Cut off for many centuries from the main centers of Jewish religious life, the Beta Israel Jews of Ethiopia preserved distinctive canonical texts. Moreover, while rabbinic Jews committed their oral teaching to writing in the middle of the first millennium CE, Ethiopian Jews continued to hand these down by word of mouth. A group of Israeli academics at Tel Aviv University are now committed to preserving these traditions before they are lost. Amanda Borschel-Dan reports:
The university has just launched the only graduate program in the world to focus on Ethiopian Jewish scriptures. Called “Orit Guardians,” it entails an interdisciplinary study of the Ethiopian Jewish scripture and its ancient liturgical language, Ge’ez, combined with the scientific study of biblical translation and interpretation, with the goal of recording the biblical scriptures that have been orally transmitted to the Beta Israel community in their own common tongues, Amharic or Tigrinya, for the past several hundred years at least.

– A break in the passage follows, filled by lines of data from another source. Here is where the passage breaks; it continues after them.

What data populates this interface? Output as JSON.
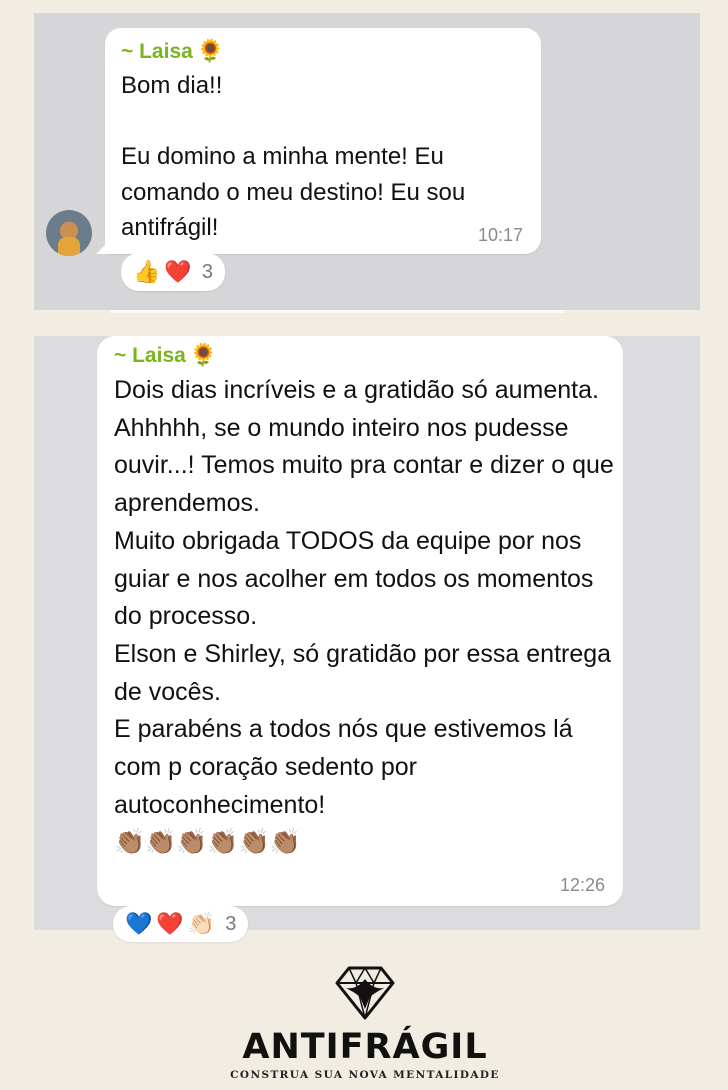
{
  "messages": [
    {
      "sender": "~ Laisa",
      "sender_emoji": "🌻",
      "text": "Bom dia!!\n\nEu domino a minha mente! Eu comando o meu destino! Eu sou antifrágil!",
      "time": "10:17",
      "reactions": {
        "emojis": [
          "👍",
          "❤️"
        ],
        "count": "3"
      }
    },
    {
      "sender": "~ Laisa",
      "sender_emoji": "🌻",
      "text": "Dois dias incríveis e a gratidão só aumenta.\nAhhhhh, se o mundo inteiro nos pudesse ouvir...! Temos muito pra contar e dizer o que aprendemos.\nMuito obrigada TODOS da equipe por nos guiar e nos acolher em todos os momentos do processo.\nElson e Shirley, só gratidão por essa entrega de vocês.\nE parabéns a todos nós que estivemos lá com p coração sedento por autoconhecimento!\n👏🏽👏🏽👏🏽👏🏽👏🏽👏🏽",
      "time": "12:26",
      "reactions": {
        "emojis": [
          "💙",
          "❤️",
          "👏🏻"
        ],
        "count": "3"
      }
    }
  ],
  "brand": {
    "name": "ANTIFRÁGIL",
    "tagline": "CONSTRUA SUA NOVA MENTALIDADE",
    "logo_icon": "diamond-phoenix-icon"
  },
  "colors": {
    "sender": "#7ab51d",
    "bubble": "#ffffff",
    "panel": "#d6d6d8",
    "page": "#f2ede3"
  }
}
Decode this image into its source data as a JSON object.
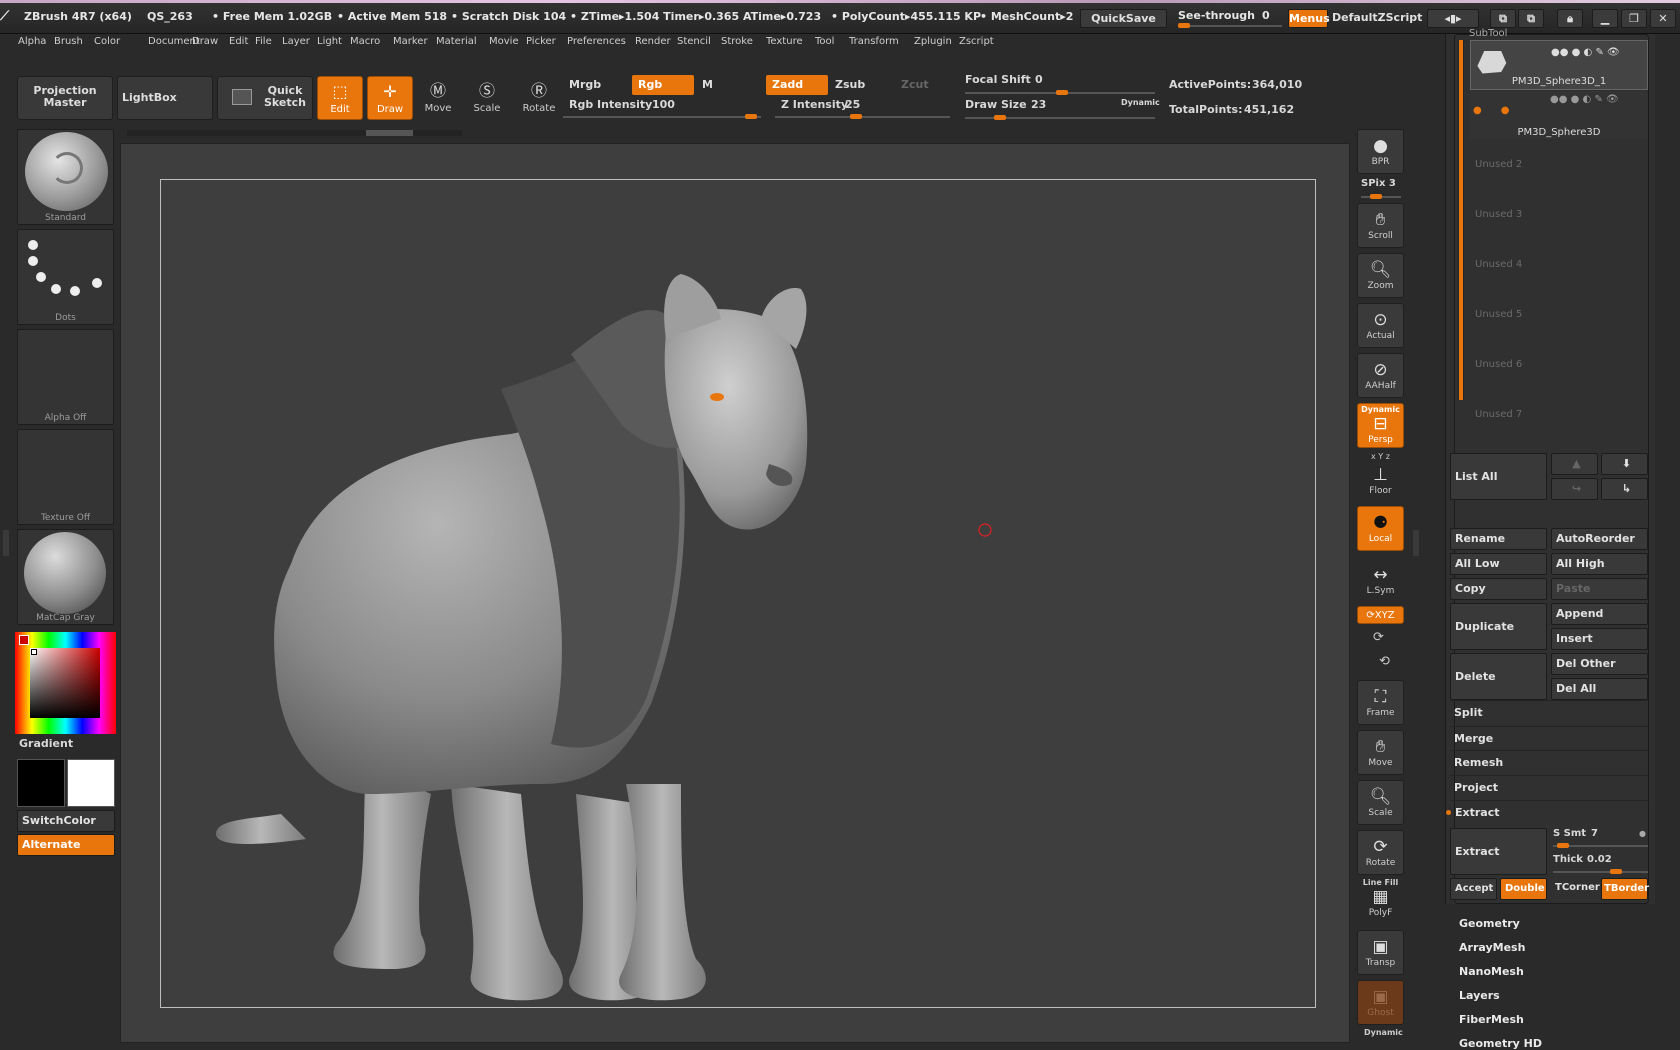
{
  "statusbar": {
    "app_title": "ZBrush 4R7 (x64)",
    "file": "QS_263",
    "free_mem": "• Free Mem 1.02GB",
    "active_mem": "• Active Mem 518",
    "scratch_disk": "• Scratch Disk 104",
    "ztime": "• ZTime▸1.504 Timer▸0.365 ATime▸0.723",
    "polycount": "• PolyCount▸455.115 KP",
    "meshcount": "• MeshCount▸2",
    "quicksave": "QuickSave",
    "see_through": "See-through",
    "see_through_value": "0",
    "menus": "Menus",
    "script": "DefaultZScript"
  },
  "menubar": [
    "Alpha",
    "Brush",
    "Color",
    "Document",
    "Draw",
    "Edit",
    "File",
    "Layer",
    "Light",
    "Macro",
    "Marker",
    "Material",
    "Movie",
    "Picker",
    "Preferences",
    "Render",
    "Stencil",
    "Stroke",
    "Texture",
    "Tool",
    "Transform",
    "Zplugin",
    "Zscript"
  ],
  "toolbar": {
    "projection_master": "Projection Master",
    "lightbox": "LightBox",
    "quick_sketch": "Quick Sketch",
    "edit": "Edit",
    "draw": "Draw",
    "move": "Move",
    "scale": "Scale",
    "rotate": "Rotate",
    "mrgb": "Mrgb",
    "rgb": "Rgb",
    "m": "M",
    "zadd": "Zadd",
    "zsub": "Zsub",
    "zcut": "Zcut",
    "rgb_intensity_label": "Rgb Intensity",
    "rgb_intensity_value": "100",
    "z_intensity_label": "Z Intensity",
    "z_intensity_value": "25",
    "focal_shift_label": "Focal Shift",
    "focal_shift_value": "0",
    "draw_size_label": "Draw Size",
    "draw_size_value": "23",
    "dynamic": "Dynamic",
    "active_points_label": "ActivePoints:",
    "active_points_value": "364,010",
    "total_points_label": "TotalPoints:",
    "total_points_value": "451,162"
  },
  "left_shelf": {
    "brush": "Standard",
    "stroke": "Dots",
    "alpha": "Alpha Off",
    "texture": "Texture Off",
    "material": "MatCap Gray",
    "gradient": "Gradient",
    "switch_color": "SwitchColor",
    "alternate": "Alternate"
  },
  "right_shelf": {
    "bpr": "BPR",
    "spix_label": "SPix",
    "spix_value": "3",
    "scroll": "Scroll",
    "zoom": "Zoom",
    "actual": "Actual",
    "aahalf": "AAHalf",
    "persp_top": "Dynamic",
    "persp": "Persp",
    "floor_top": "x Y z",
    "floor": "Floor",
    "local": "Local",
    "lsym": "L.Sym",
    "xyz": "XYZ",
    "frame": "Frame",
    "move": "Move",
    "scale": "Scale",
    "rotate": "Rotate",
    "polyf_top": "Line Fill",
    "polyf": "PolyF",
    "transp": "Transp",
    "ghost": "Ghost",
    "dynamic_bottom": "Dynamic"
  },
  "subtool": {
    "header": "SubTool",
    "items": [
      "PM3D_Sphere3D_1",
      "PM3D_Sphere3D"
    ],
    "unused": [
      "Unused 2",
      "Unused 3",
      "Unused 4",
      "Unused 5",
      "Unused 6",
      "Unused 7"
    ],
    "list_all": "List All",
    "rename": "Rename",
    "autoreorder": "AutoReorder",
    "all_low": "All Low",
    "all_high": "All High",
    "copy": "Copy",
    "paste": "Paste",
    "duplicate": "Duplicate",
    "append": "Append",
    "insert": "Insert",
    "delete": "Delete",
    "del_other": "Del Other",
    "del_all": "Del All",
    "split": "Split",
    "merge": "Merge",
    "remesh": "Remesh",
    "project": "Project",
    "extract_header": "Extract",
    "extract": "Extract",
    "s_smt_label": "S Smt",
    "s_smt_value": "7",
    "thick_label": "Thick",
    "thick_value": "0.02",
    "accept": "Accept",
    "double": "Double",
    "tcorner": "TCorner",
    "tborder": "TBorder"
  },
  "tool_sections": [
    "Geometry",
    "ArrayMesh",
    "NanoMesh",
    "Layers",
    "FiberMesh",
    "Geometry HD"
  ],
  "colors": {
    "accent": "#e8760d",
    "bg": "#2a2a2a",
    "canvas": "#3e3e3e"
  }
}
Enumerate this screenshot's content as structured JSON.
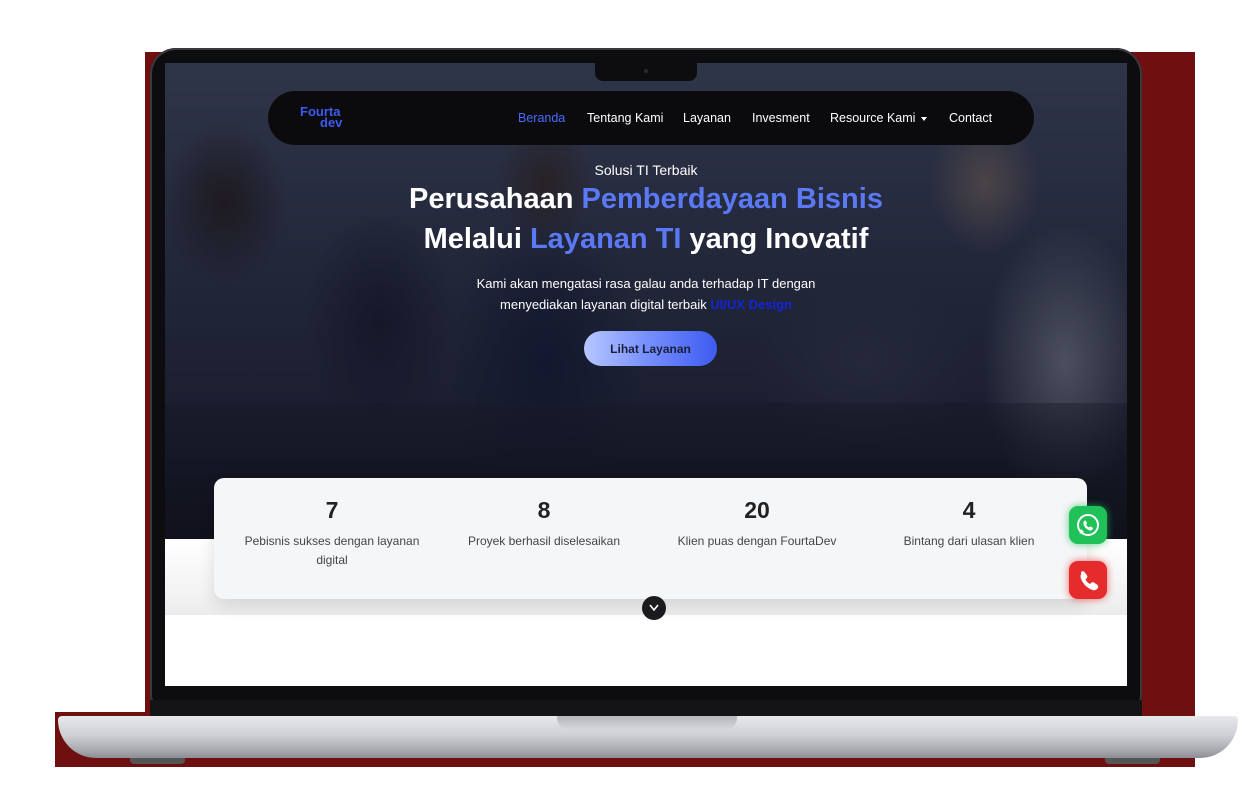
{
  "navbar": {
    "logo": {
      "line1": "Fourta",
      "line2": "dev"
    },
    "items": [
      {
        "label": "Beranda",
        "active": true
      },
      {
        "label": "Tentang Kami",
        "active": false
      },
      {
        "label": "Layanan",
        "active": false
      },
      {
        "label": "Invesment",
        "active": false
      },
      {
        "label": "Resource Kami",
        "active": false,
        "dropdown": true
      },
      {
        "label": "Contact",
        "active": false
      }
    ]
  },
  "hero": {
    "tagline": "Solusi TI Terbaik",
    "headline": {
      "line1_a": "Perusahaan ",
      "line1_b": "Pemberdayaan Bisnis",
      "line2_a": "Melalui ",
      "line2_b": "Layanan TI",
      "line2_c": " yang Inovatif"
    },
    "description": {
      "line1": "Kami akan mengatasi rasa galau anda terhadap IT dengan",
      "line2": "menyediakan layanan digital terbaik ",
      "highlight": "UI/UX Design"
    },
    "cta_label": "Lihat Layanan"
  },
  "stats": [
    {
      "value": "7",
      "label": "Pebisnis sukses dengan layanan digital"
    },
    {
      "value": "8",
      "label": "Proyek berhasil diselesaikan"
    },
    {
      "value": "20",
      "label": "Klien puas dengan FourtaDev"
    },
    {
      "value": "4",
      "label": "Bintang dari ulasan klien"
    }
  ],
  "icons": {
    "scroll": "chevron-down-icon",
    "whatsapp": "whatsapp-icon",
    "phone": "phone-icon"
  },
  "colors": {
    "accent": "#5b79f5",
    "whatsapp": "#1fc158",
    "phone": "#e52b2b",
    "backdrop": "#6e1010"
  }
}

The foundational Ethiopian Jewish scripture is called the Orit. It is an Octateuch which includes the Five Books of Moses—Genesis, Exodus, Leviticus, Numbers, Deuteronomy—as well as the books of Joshua, Judges, and Ruth, and written in Ge’ez, but transmitted orally in congregations by the kes, [traditional Beta Israel clergyman], in their lingua franca.
Until now there has been no scientific study of the texts and the oral translations transmitted to the communities, which would naturally include some form of biblical interpretation. As Ethiopian Jewry assimilates into the greater Israeli Jewish society, these traditions are being quickly lost in favor of rabbinic Judaism, even as the kes leadership is diminished.